Any plans to enshrine a net-zero carbon target into UK law will need to examine the lifecycle emissions of new infrastructure, technology and products – a move the can spur rapid growth for new low-carbon market standards.
That is one of the key findings of two new reports released today (4 April) by the Aldersgate Group. Published with research from Vivid Economics and the UK Energy Research Centre, the reports explore the opportunities and requirements of setting a net-zero emissions target for the UK.
Late last year, The UK Government has confirmed that it is seeking advice from the Committee on Climate Change (CCC) to provide updates on how the UK’s long-term emissions targets should be altered to account for a net-zero target. The report calls on the Government to set the net-zero target as soon as possible after the advice is published.
With the CCC’s advice set to published shortly, the Aldersgate Group’s two reports outline key recommendations that should be explored when setting the new climate target. The recommendations focus on how the net-zero target could unlock innovation and spur business progress towards widescale decarbonisation across the UK.
Specifically, the reports call for a consideration of how infrastructure being developed today will be impacted by any net-zero target.
“To achieve net zero emissions requires the UK to firstly significantly accelerate the action it is already taking in areas such as the power sector and buildings to achieve the 80% target,” the report states.
“Secondly, the UK must rapidly tackle more complex areas to decarbonise, such as heavy industry, long-distance transport and agriculture. Infrastructure designed today will have lifecycles of 20 years and upwards, so a net zero target needs to be set in the near future to help businesses invest cost-effectively and avoid locking in emissions.”
The Aldersgate Group believes that the net-zero target could bolster opportunities for UK businesses, provided that “ambitious” innovation policies and market creation measures are introduced that are “informed by a clear understanding of lifecycle emissions”.
Carbon capture and storage (CCS) was highlighted as one technology that could be accelerated at scale and the report calls on the government to “move beyond the fear of failure” to trial potentially transformation technologies, with hydrogen also noted for its low-carbon credentials.

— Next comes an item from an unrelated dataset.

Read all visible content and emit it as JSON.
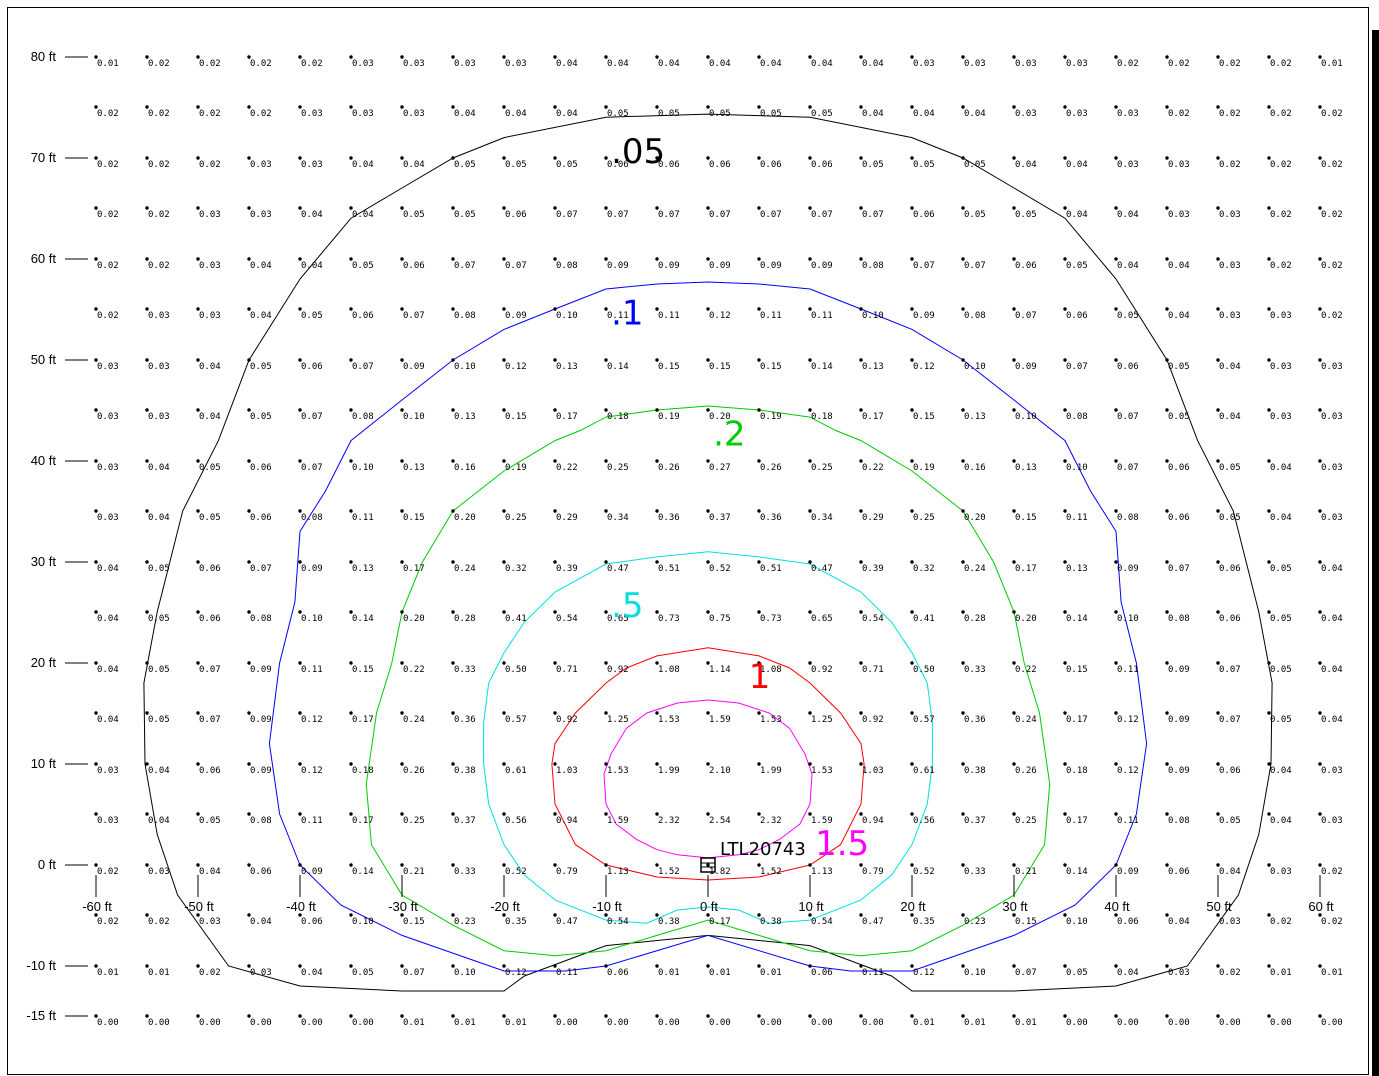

Currently, the Business, Energy and Industrial Strategy (BEIS) Committee has launched an inquiry into the role CCS will play in helping the UK meet its 2050 goal of reducing greenhouse gas emissions by 80%, against a 1990 baseline. Research has suggested that CCS could boost the UK economy by more than £160bn.
The Aldersgate Group’s executive director, Nick Molho, said: “Businesses want to see the government’s innovation policy move beyond the ‘fear of failure’ and trial critical technologies such as CCS and hydrogen at scale in order to inform key policy decisions in areas such as heat and industrial decarbonisation.
“Support for innovation must be combined with measures informed by lifecycle emissions, such as markets standards, to grow the demand for ultra-low carbon infrastructure, products and services and set a market level playing field in the process.”
The UK is not on track to meet its final two carbon budgets. The reports claim that “low-regret policy options” must be included to create a cost-effective route for decarbonisation and to meet net-zero emissions. Recommendations include significantly improving energy efficiency in buildings through financial incentives and binding regulatory standards and accelerating the roll-out of zero-emission vehicles in the 2020s through tougher emission standards and more plug-in grants.
On the latter point, the CCC has warned ministers that the new Road to Zero transport strategy will not be sufficient to meet national and international climate targets.